Se infatti non ci saranno stati una rivalutazione e un risarcimento per Varese e territorio nell’ambito della politica regionale e nazionale, se non si sarà stretto un vero patto d’azione con gli altri gradini dell’organizzazione istituzionale, non ci sarà mai un recupero autentico della nostra città nelle graduatorie nazionali. Un riscatto che Varese attende dagli Anni 60, quando era la quarta città italiana, cioè un vero simbolo per chi scalava le vette del mondo del lavoro.

Oggi entrambi gli schieramenti hanno il dovere morale di favorire il riscatto di Varese. Mai infatti la Regione è stata così lontana dal nostro territorio: infatti anche l’opposizione è stata a guardare mentre il nostro capoluogo veniva depotenziato nella sua esemplare offerta sanitaria.

Saranno allora indispensabili gruppi di lavoro preparati, affiatati e certi di avere risposte dai loro partiti nel momento in cui si deciderà del futuro della comunità. Davanti a tanto programma sembriamo invece una pasciuta città nel silenzio di regioni che non conoscono il dinamismo; eppure la primavera elettorale è più vicina di quanto non si creda.

Se il Centrodestra pensa che con Maroni governatore tutto si appianerà nel migliore dei modi e avremo anni felici, davvero rischia grosso. L’avvilente episodio della conquista militare della Fondazione Molina ha ricordato ai varesini che in tanti anni nulla è cambiato nei partiti di governo di casa nostra.

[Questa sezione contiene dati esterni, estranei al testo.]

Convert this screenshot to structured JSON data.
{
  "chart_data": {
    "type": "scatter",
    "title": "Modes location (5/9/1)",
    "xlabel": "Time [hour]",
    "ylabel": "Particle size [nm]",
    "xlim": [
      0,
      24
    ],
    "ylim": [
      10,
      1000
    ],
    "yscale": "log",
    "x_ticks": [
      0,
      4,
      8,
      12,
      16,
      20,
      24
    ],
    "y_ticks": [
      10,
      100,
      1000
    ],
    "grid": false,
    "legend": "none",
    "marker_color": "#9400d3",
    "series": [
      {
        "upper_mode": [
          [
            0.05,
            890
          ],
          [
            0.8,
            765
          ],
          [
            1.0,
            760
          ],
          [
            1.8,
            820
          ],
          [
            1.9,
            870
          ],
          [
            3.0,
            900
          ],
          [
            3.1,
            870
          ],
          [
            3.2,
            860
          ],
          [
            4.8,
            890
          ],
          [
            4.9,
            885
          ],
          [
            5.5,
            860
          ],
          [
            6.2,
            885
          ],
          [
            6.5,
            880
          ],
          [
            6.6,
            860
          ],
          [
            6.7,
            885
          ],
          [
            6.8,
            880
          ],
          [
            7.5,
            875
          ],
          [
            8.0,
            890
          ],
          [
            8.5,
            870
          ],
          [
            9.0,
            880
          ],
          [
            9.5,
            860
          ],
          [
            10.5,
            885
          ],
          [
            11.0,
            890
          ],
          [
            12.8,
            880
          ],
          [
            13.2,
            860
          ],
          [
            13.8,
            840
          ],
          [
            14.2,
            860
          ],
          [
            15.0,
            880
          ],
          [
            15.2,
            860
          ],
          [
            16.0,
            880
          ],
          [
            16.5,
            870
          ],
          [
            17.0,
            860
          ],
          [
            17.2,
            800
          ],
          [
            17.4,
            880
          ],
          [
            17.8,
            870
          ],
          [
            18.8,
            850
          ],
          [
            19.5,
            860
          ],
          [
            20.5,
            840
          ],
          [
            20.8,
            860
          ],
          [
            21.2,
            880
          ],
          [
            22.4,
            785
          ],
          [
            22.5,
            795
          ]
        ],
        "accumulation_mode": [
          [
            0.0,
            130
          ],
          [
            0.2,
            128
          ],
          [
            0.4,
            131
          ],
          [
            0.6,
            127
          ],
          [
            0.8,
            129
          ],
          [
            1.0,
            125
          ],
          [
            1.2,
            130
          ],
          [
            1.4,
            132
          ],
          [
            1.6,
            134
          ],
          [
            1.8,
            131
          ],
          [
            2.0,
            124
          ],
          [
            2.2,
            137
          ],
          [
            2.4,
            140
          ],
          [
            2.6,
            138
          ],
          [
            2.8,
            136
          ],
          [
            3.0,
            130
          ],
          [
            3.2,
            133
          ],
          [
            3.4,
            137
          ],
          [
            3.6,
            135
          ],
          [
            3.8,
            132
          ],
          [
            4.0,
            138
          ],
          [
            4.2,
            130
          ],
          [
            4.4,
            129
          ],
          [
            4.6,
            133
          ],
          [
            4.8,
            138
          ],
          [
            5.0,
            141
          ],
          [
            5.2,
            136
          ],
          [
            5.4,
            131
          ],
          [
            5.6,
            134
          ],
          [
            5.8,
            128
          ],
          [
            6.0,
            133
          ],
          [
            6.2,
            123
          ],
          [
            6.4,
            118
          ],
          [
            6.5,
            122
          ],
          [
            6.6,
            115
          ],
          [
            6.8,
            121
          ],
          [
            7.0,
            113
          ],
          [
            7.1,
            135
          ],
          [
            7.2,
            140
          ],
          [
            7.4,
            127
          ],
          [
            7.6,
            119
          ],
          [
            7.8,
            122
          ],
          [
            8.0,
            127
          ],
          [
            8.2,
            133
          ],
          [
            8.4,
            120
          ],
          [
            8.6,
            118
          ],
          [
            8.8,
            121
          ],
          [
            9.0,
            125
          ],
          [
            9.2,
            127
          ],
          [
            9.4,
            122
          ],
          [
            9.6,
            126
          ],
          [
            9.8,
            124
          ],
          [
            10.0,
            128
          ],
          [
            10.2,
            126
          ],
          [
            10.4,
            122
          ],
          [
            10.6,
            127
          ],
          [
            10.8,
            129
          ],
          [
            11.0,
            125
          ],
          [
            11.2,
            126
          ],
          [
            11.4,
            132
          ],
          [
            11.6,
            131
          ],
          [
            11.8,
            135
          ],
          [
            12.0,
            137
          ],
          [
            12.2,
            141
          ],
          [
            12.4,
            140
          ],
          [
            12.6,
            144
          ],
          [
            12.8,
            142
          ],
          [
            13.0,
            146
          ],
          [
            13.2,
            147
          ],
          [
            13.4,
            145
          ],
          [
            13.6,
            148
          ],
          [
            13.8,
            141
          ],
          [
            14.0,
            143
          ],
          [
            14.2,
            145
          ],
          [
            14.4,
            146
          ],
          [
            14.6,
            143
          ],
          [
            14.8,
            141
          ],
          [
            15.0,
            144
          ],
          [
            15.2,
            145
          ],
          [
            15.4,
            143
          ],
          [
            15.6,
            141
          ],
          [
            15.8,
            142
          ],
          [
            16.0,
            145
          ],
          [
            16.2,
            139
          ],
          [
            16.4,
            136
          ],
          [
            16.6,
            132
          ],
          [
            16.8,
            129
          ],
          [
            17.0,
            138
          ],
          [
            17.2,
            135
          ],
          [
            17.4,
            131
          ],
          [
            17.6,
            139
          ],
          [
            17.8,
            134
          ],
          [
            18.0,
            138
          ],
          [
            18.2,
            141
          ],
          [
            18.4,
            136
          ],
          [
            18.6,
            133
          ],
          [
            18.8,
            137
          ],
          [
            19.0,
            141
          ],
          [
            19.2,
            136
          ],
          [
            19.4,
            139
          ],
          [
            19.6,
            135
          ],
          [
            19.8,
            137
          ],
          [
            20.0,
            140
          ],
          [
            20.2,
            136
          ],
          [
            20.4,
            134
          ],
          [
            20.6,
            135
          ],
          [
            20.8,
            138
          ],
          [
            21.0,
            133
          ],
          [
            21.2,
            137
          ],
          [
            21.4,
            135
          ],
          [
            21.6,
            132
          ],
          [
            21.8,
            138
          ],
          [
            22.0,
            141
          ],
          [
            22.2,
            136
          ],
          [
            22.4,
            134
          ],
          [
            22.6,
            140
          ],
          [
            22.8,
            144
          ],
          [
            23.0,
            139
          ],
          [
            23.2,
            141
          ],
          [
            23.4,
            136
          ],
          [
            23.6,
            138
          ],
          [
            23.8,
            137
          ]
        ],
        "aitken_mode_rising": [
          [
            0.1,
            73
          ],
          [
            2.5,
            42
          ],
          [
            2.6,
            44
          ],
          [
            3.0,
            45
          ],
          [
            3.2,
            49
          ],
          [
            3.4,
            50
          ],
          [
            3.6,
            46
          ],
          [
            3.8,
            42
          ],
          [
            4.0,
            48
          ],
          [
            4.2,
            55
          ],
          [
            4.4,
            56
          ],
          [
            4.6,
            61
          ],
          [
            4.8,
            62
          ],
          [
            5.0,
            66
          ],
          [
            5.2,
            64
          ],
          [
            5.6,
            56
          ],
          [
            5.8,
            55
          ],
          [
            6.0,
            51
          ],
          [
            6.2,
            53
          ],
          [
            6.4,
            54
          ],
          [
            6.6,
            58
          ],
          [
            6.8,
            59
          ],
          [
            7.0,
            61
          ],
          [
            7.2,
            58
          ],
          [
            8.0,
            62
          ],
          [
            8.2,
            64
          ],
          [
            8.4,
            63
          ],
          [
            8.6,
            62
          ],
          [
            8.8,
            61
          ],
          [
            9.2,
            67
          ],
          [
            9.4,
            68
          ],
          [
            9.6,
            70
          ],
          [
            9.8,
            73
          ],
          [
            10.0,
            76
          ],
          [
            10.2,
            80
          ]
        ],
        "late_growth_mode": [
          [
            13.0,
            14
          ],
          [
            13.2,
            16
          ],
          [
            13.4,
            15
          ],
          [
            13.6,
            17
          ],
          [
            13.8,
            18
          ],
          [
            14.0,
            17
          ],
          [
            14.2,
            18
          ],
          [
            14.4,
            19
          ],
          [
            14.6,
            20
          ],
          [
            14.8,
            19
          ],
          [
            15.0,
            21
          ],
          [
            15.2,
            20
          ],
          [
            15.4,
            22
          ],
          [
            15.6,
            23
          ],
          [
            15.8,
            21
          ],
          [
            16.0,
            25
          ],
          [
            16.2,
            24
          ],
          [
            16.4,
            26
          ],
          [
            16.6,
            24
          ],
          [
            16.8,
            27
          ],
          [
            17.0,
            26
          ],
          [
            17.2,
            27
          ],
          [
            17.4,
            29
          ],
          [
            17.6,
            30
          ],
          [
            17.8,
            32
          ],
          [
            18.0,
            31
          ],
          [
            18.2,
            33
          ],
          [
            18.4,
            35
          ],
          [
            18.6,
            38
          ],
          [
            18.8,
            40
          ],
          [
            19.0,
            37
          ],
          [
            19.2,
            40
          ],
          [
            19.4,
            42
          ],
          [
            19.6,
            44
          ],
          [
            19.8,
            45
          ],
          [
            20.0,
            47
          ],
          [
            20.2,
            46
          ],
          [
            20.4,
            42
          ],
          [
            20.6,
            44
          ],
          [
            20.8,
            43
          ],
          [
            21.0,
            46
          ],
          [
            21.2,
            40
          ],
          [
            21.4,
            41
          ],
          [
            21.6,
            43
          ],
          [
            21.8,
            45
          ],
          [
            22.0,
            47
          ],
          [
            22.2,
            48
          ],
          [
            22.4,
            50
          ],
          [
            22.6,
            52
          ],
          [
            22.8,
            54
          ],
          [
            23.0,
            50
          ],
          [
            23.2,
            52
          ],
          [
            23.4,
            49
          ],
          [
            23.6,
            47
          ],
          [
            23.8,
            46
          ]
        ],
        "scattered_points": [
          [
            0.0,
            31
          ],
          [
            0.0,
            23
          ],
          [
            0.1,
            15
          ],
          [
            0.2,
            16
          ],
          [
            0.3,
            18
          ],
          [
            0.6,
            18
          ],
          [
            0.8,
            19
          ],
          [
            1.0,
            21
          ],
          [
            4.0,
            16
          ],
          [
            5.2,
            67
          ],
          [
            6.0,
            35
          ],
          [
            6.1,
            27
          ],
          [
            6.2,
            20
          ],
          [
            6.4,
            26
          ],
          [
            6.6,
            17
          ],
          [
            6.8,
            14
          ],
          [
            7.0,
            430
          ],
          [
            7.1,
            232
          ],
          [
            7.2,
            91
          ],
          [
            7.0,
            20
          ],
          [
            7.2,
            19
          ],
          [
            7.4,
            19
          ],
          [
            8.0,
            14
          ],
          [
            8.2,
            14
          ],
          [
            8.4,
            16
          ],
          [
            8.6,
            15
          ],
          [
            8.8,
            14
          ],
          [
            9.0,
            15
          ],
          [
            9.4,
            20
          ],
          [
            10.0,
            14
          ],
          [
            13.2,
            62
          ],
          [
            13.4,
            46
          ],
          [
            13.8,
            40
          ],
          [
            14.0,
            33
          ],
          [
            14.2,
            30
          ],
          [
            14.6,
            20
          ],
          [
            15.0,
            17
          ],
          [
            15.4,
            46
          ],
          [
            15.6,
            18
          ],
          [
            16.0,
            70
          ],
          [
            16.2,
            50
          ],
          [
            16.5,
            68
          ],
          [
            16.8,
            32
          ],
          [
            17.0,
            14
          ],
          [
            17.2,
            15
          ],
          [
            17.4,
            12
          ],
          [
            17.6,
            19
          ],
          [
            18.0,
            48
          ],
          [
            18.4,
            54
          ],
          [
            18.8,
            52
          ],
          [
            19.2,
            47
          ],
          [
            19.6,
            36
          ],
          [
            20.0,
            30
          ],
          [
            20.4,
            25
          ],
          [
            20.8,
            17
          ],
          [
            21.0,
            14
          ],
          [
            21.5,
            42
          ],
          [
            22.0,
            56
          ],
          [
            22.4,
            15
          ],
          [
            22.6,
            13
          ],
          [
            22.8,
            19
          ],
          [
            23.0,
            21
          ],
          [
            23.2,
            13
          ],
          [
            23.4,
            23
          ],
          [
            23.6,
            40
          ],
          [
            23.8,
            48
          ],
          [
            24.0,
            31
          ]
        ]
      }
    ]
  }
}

E a sinistra se pensano di conquistare Palazzo Estense con la semplice applicazione della formula renziana poco o nulla sanno di bosinità. Da noi conta solo e sempre la cultura del lavoro, magari ristretto all’orticello di casa, dopo di che se non ci sarà lo squadrone, ma solo il sindaco, a garantire impegno diretto e continuo per la città, avremo modo di raccontare in forma moderna, attuale, la vicenda di chi andò per rottamare e venne rottamato. E che problema raccontarla a chi aveva deciso di dare ad altri il consenso dopo la lunga narcosi del governo cittadino.